Published:Saturday | May 9, 2015 | 12:00 AM

We note with concern the impact of the massive fires now raging in the hilly regions of Mavis Bank and its environments which have left in their trail millions of dollars' worth of damage.

As yet, we do not know whether these fires were deliberately set, but we anticipate an early report from the fire department which will determine whether man had a hand in the destruction or whether it was simply a force of nature.

Fanned by strong, erratic winds, the fires, which have been raging for days, have burnt homes, destroyed infrastructure, crops and livestock, and have driven some residents from their homes. Coffee and banana plantations are said to be hardest hit.

The current dry conditions are taking a heavy toll on many hilly areas with dense vegetation, and there is now heightened risk of brush fires. Meanwhile, the task of extinguishing these flames is made more difficult for fire personnel who have to manoeuvre the rough terrain of these areas, which also lack a reliable supply of running water.

A public plea from the councillor for the area for help from the Jamaica Defence Force in putting out the fire, and the grim, nervous faces of residents painted a picture of helplessness in Mavis Bank.

BRUSH FIRES NOT NEW

For many residents in rural St Andrew, brush fires are not a new phenomenon. Climatic conditions in recent years have been producing severe dry weather and strong winds which, together, raise the potential for fast-moving wildfires. The frequency and intensity of blazes have been increasing.

What can be done to mitigate the physical and economic impact of these fires on farmers and homeowners and their properties?

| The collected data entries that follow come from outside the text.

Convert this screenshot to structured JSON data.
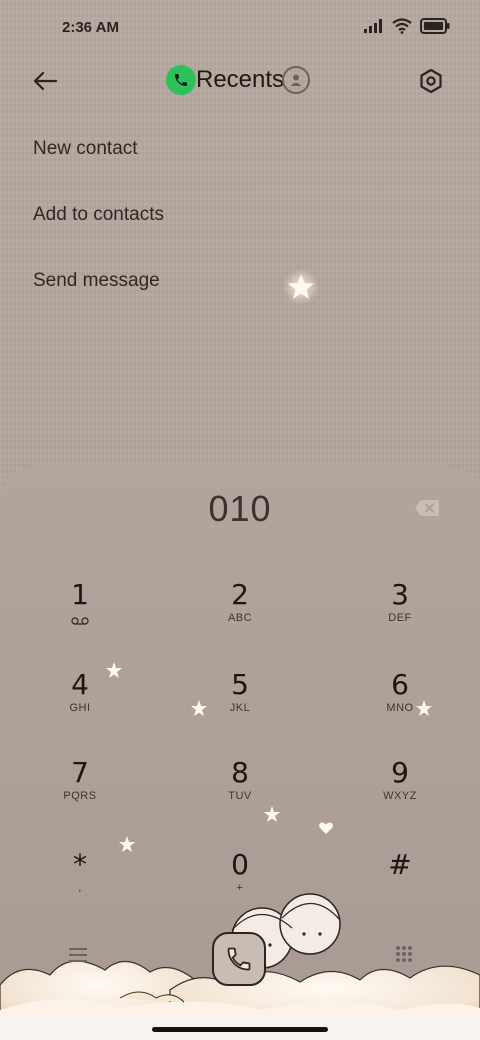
{
  "status": {
    "time": "2:36 AM"
  },
  "header": {
    "title": "Recents"
  },
  "menu": {
    "items": [
      {
        "label": "New contact"
      },
      {
        "label": "Add to contacts"
      },
      {
        "label": "Send message"
      }
    ]
  },
  "dialer": {
    "number": "010",
    "keys": [
      {
        "digit": "1",
        "letters": ""
      },
      {
        "digit": "2",
        "letters": "ABC"
      },
      {
        "digit": "3",
        "letters": "DEF"
      },
      {
        "digit": "4",
        "letters": "GHI"
      },
      {
        "digit": "5",
        "letters": "JKL"
      },
      {
        "digit": "6",
        "letters": "MNO"
      },
      {
        "digit": "7",
        "letters": "PQRS"
      },
      {
        "digit": "8",
        "letters": "TUV"
      },
      {
        "digit": "9",
        "letters": "WXYZ"
      },
      {
        "digit": "*",
        "letters": ","
      },
      {
        "digit": "0",
        "letters": "+"
      },
      {
        "digit": "#",
        "letters": ""
      }
    ]
  },
  "icons": {
    "back": "back-arrow-icon",
    "phone_badge": "phone-icon",
    "contacts": "contacts-icon",
    "settings": "settings-icon",
    "voicemail": "voicemail-icon",
    "backspace": "backspace-icon",
    "call": "call-icon",
    "menu": "menu-icon",
    "keypad": "keypad-icon"
  },
  "colors": {
    "accent_green": "#2cc25a",
    "background": "#b8aaa1",
    "text": "#2d2520"
  }
}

Everyone knows that preparedness can make all the difference in a disaster. This explains why there is an Office of Disaster Preparedness and Emergency Management, as well as disaster parish committees. We believe it is high time for an effective wildfire-protection plan to be put in place to prevent residents from becoming victims of future catastrophes. This calls for collaboration between related public bodies, relevant government ministries and departments, fire and disaster agencies, along with community members, meeting to discuss ways of implementing fire-mitigation strategies.

For example, are there fire-resistant plants that could be introduced in some of these areas? Should firebreaks be maintained in these hilly areas to help control fires? And who would provide assistance to the residents?

In order to create safer communities, information-sharing and education are important resources for residents who need to get expert advice about the kinds of protective measures they can adopt to protect their homes, farms and families. These residents need help in identifying their vulnerabilities and in developing strategies to overcome such challenges so they can reduce the potential to fall victim to the next fire.